- Leader: Kenneth Backgård
- Ideology: Single-issue party (healthcare)
- European affiliation: European Alliance for Freedom and Democracy (2020–2023)
- Riksdag: 0 / 349
- European Parliament: 0 / 20
- Regional council seats: 51 / 1,597
- Municipal council seats: 34 / 12,700

Website
- sjukvardspartiet.nu

= Health Care Party =

Swedish political party

The Health Care Party (Sjukvårdspartiet, SVP) is a political party in Sweden with a focus on healthcare issues. It regards itself as cross-political single-issue party.

The main party is based in Norrbotten, with affiliated regional parties in the counties of Dalarna, Gävleborg, Värmland and Västernorrland.

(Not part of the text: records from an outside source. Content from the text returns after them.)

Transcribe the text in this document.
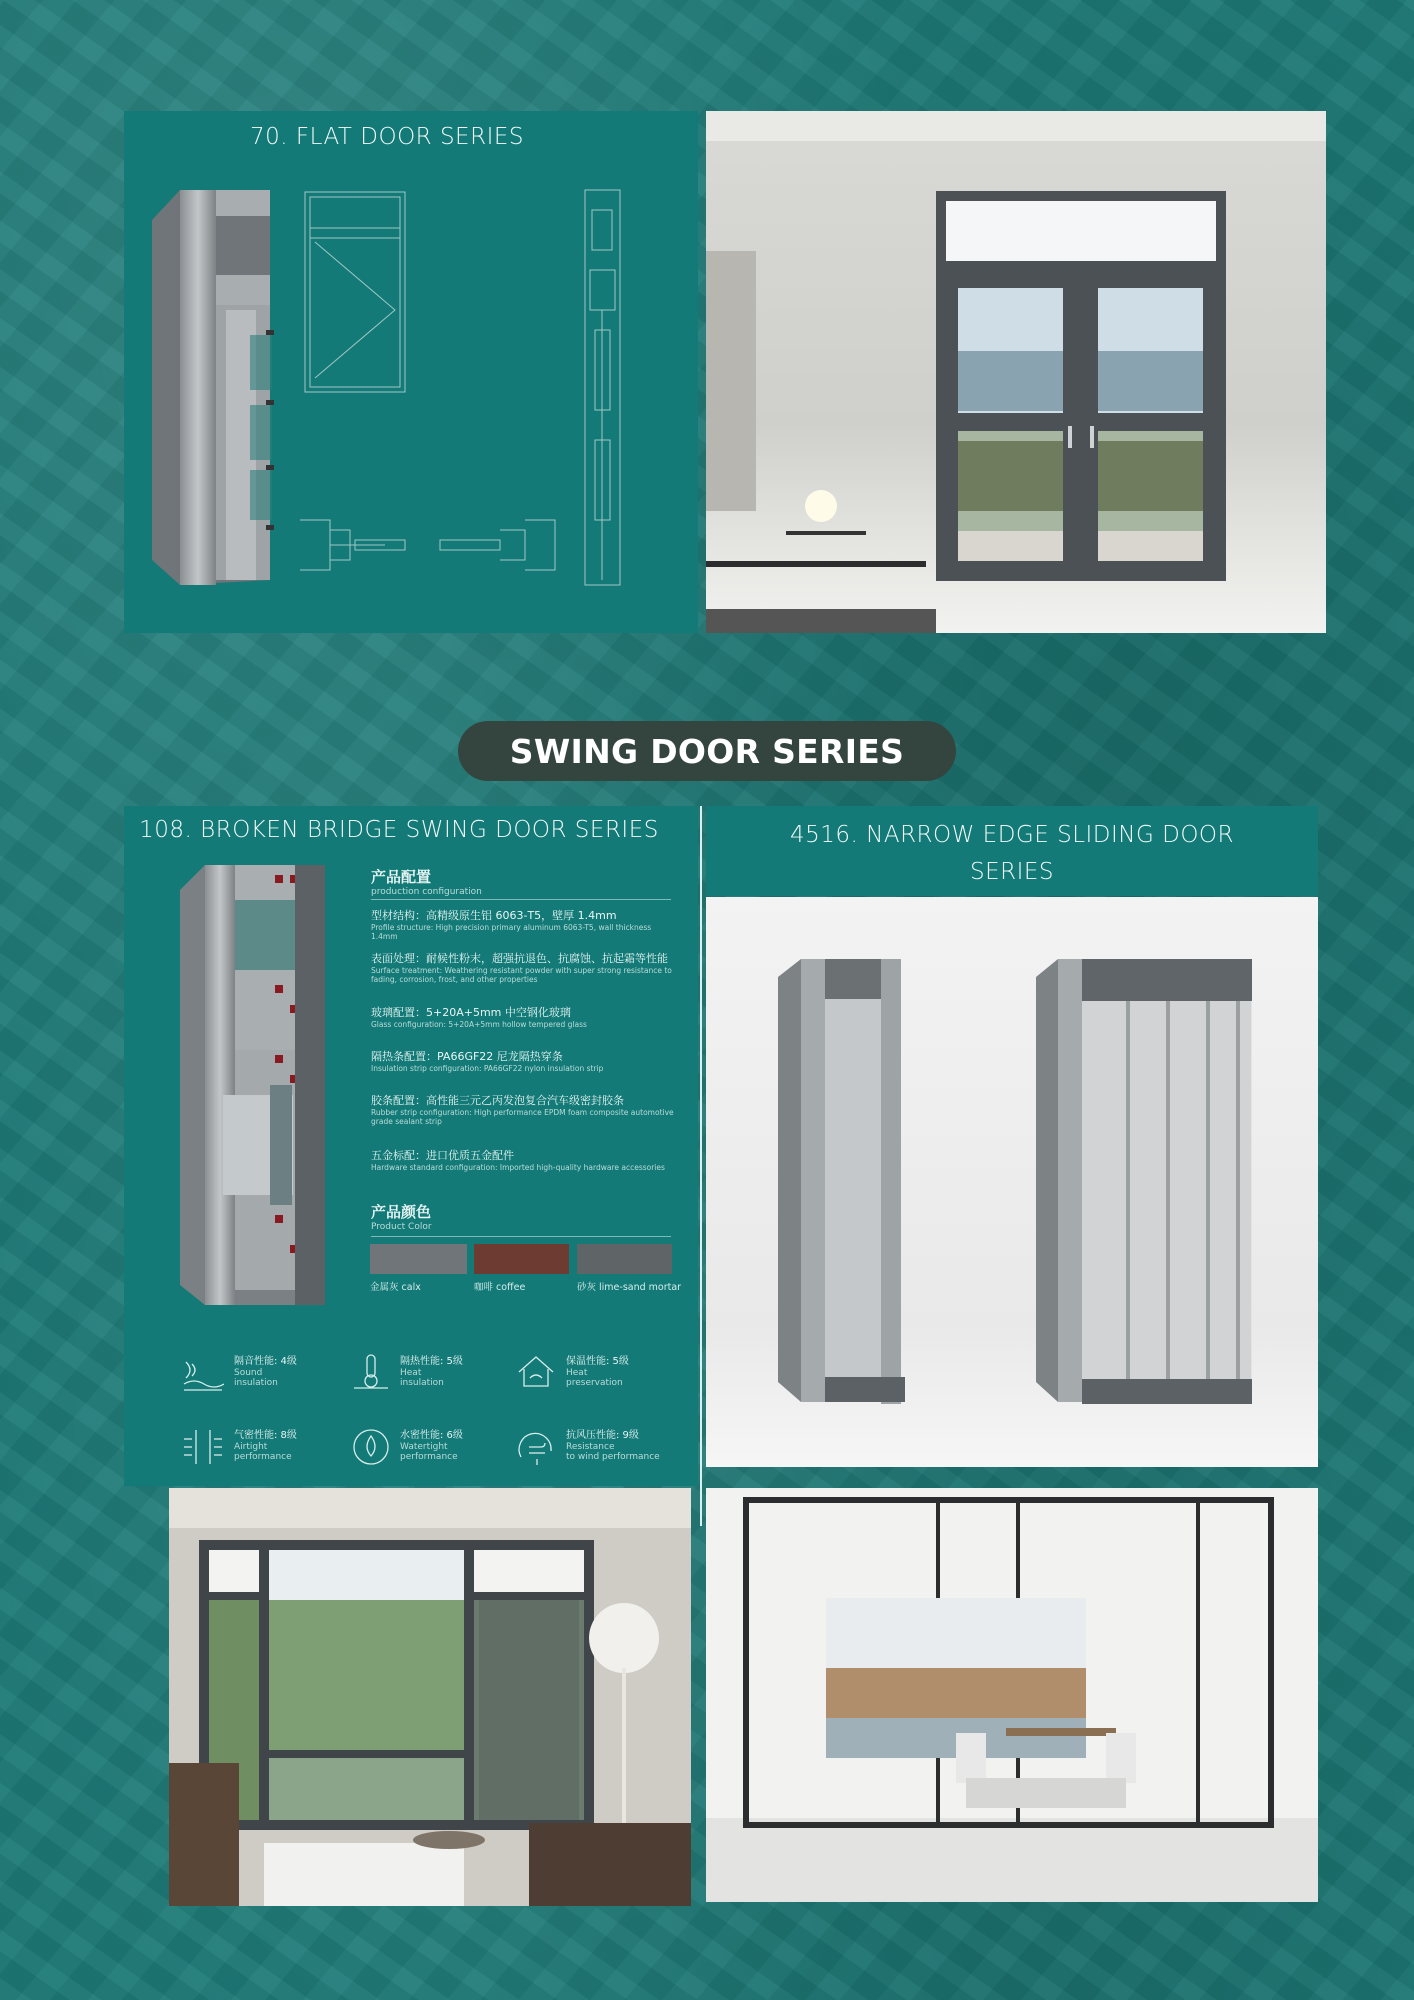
70. FLAT DOOR SERIES
SWING DOOR SERIES
108. BROKEN BRIDGE SWING DOOR SERIES
产品配置
production configuration
型材结构：高精级原生铝 6063-T5，壁厚 1.4mm
Profile structure: High precision primary aluminum 6063-T5, wall thickness 1.4mm
表面处理：耐候性粉末，超强抗退色、抗腐蚀、抗起霜等性能
Surface treatment: Weathering resistant powder with super strong resistance to fading, corrosion, frost, and other properties
玻璃配置：5+20A+5mm 中空钢化玻璃
Glass configuration: 5+20A+5mm hollow tempered glass
隔热条配置：PA66GF22 尼龙隔热穿条
Insulation strip configuration: PA66GF22 nylon insulation strip
胶条配置：高性能三元乙丙发泡复合汽车级密封胶条
Rubber strip configuration: High performance EPDM foam composite automotive grade sealant strip
五金标配：进口优质五金配件
Hardware standard configuration: Imported high-quality hardware accessories
产品颜色
Product Color
金属灰 calx	咖啡 coffee	砂灰 lime-sand mortar
隔音性能: 4级
Sound
insulation
隔热性能: 5级
Heat
insulation
保温性能: 5级
Heat
preservation
气密性能: 8级
Airtight
performance
水密性能: 6级
Watertight
performance
抗风压性能: 9级
Resistance
to wind performance
4516. NARROW EDGE SLIDING DOOR
SERIES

Health Care Parties hold 51 seats in Sweden's regional councils; 27 in Norrbotten, 7 in Västernorrland, 6 in Dalarna, 6 in Värmland, 5 in Gävleborg, They also control 34 council seats in the municipalities of Boden, Bollnäs, Gällivare, Kiruna, Luleå, Pajala, Piteå, Säffle, Älvsbyn and Övertorneå. The Health Care Party participated in elections to the Riksdag in 2006, 2010 and 2014 with limited success, gaining at most 11,519 votes in 2006 and just 11 votes in 2014.

The six regional parties founded the national party at a conference in Uppsala in 2005. Notably some other regional health care parties have stayed away from the project, such as the health care parties in Värmland, Västra Götaland and Jämtland.

== Policy ==
The party wants to invest 35 billion Swedish kronor more in healthcare with the aim of spending 10% of Sweden's gross national product on healthcare. The party also wants more private involvement in the state healthcare system and wants to reduce the overall rate of tax.